National Treasury has abandoned its controversial proposal to raise value-added tax (VAT) rate, opting instead to maintain the current 15% level as part of a reset 2025 budget scheduled for release on May 21.

The decision, announced by Finance Minister Enoch Godongwana on Wednesday, reverses 0.5 percentage point increase initially proposed in March and follows weeks of consultations with stakeholders concerned about the economic strain of higher taxes on households and businesses.

The revised budget package will retain core legislative components—including the Fiscal Framework, Appropriation Bill, and Division of Revenue Bill—but aligns them with a recalibrated strategy emphasising debt stabilisation and growth-friendly fiscal policies.

According to Minister Godongwana the delay allows treasury to complete mandatory consultations under the Money Bills and Related Matters Act, including formal engagements with the Financial and Fiscal Commission, political parties within the Government of National Unity, and Cabinet approval processes.

He said during this interim period, government operations will continue under temporary funding rules permitting national departments to spend up to 45% of their 2024 budget allocations through August, followed by monthly ceilings of 10% thereafter.

Provincial and municipal governments will similarly receive transfers capped at 45% of their previous year’s allocations until Parliament finalizes the new budget.

Behind the scenes, treasury officials are refining economic assumptions using the latest growth data, recalculating revenue projections to account for the VAT freeze, and designing borrowing strategies to curb South Africa’s debt-to-GDP trajectory.

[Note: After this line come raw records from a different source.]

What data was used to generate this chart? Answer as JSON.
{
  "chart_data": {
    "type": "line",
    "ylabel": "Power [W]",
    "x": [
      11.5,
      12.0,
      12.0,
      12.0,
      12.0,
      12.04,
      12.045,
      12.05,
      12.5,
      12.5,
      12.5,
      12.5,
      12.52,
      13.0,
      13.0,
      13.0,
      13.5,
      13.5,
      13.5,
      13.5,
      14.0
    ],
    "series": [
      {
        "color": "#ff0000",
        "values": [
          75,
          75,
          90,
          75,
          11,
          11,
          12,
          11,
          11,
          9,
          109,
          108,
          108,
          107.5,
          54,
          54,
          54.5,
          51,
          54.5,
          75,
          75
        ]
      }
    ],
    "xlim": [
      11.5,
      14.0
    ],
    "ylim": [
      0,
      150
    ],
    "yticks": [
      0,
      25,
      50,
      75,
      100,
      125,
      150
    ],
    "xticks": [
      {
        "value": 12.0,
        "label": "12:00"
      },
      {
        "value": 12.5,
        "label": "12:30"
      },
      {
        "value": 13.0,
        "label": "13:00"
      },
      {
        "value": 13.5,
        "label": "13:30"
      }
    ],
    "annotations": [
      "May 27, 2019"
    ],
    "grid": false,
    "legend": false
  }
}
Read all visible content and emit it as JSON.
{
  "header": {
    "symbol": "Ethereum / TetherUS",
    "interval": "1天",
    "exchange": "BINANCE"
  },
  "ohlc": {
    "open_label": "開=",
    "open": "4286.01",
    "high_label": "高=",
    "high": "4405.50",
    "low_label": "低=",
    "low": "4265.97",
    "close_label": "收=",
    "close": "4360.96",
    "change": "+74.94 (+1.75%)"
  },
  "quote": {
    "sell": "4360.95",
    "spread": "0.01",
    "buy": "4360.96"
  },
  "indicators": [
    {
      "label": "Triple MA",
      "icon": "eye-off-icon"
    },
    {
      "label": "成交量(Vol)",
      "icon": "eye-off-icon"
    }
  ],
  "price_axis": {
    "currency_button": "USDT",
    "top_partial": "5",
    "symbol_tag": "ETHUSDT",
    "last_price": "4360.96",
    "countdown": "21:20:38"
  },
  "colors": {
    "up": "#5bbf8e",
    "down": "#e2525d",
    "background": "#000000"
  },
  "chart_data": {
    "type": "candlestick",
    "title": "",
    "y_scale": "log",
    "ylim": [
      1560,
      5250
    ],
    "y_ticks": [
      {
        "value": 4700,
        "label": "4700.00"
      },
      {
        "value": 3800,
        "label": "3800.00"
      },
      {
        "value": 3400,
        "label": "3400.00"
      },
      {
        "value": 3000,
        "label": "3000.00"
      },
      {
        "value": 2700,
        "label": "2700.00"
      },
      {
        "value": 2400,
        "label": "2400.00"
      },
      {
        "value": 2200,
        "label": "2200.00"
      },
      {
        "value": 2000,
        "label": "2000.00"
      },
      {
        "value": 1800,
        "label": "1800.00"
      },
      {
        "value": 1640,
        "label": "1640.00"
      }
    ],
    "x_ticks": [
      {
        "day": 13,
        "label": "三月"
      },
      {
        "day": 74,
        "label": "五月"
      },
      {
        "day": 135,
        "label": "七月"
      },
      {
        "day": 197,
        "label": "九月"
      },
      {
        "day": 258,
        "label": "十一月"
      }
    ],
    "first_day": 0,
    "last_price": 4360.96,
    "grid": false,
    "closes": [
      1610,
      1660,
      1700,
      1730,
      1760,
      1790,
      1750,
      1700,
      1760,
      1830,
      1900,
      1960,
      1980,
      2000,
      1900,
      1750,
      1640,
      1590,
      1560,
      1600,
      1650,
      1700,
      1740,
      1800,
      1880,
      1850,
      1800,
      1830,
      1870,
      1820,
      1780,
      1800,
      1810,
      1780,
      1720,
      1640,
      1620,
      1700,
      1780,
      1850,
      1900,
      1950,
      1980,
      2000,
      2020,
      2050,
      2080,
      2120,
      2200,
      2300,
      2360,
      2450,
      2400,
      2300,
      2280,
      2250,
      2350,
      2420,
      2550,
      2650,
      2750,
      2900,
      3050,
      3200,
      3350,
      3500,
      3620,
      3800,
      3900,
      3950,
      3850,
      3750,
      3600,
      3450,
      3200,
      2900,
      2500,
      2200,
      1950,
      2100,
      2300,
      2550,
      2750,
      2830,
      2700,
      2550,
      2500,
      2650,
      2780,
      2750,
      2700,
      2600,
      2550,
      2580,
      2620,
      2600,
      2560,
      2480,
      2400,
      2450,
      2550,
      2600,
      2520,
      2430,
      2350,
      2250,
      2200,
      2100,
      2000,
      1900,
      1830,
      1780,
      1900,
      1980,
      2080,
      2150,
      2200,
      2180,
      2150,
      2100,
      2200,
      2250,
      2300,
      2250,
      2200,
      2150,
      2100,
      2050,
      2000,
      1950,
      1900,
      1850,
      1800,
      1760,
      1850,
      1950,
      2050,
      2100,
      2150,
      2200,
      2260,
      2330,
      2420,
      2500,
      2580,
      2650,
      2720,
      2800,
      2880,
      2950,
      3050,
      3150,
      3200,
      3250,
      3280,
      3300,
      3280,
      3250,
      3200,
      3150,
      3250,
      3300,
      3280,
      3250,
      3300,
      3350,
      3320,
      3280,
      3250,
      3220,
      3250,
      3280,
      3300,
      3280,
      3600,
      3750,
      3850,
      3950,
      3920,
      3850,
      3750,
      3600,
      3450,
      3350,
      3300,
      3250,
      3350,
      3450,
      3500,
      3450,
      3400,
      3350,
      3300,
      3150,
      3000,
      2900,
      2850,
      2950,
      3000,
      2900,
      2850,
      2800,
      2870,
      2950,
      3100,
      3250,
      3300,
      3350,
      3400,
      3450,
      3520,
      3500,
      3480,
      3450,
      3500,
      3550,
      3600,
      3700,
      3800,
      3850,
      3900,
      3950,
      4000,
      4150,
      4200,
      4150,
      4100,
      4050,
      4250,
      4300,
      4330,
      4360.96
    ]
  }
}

This technical work aims to balance competing priorities: sustaining critical public services like healthcare and education, maintaining infrastructure investment, and reassuring credit rating agencies about fiscal discipline.

Minister Godongwana acknowledged the complexity of these trade-offs, stating, “This process isn’t about spreadsheets—it’s about ensuring every rand strengthens both our economy and social safety nets.”

The budget reset marks a rare political compromise in South Africa often fractious fiscal debates.

By scrapping the VAT hike and extending consultations, the government seeks to build broader consensus ahead of tough decisions on expenditure cuts and revenue reforms.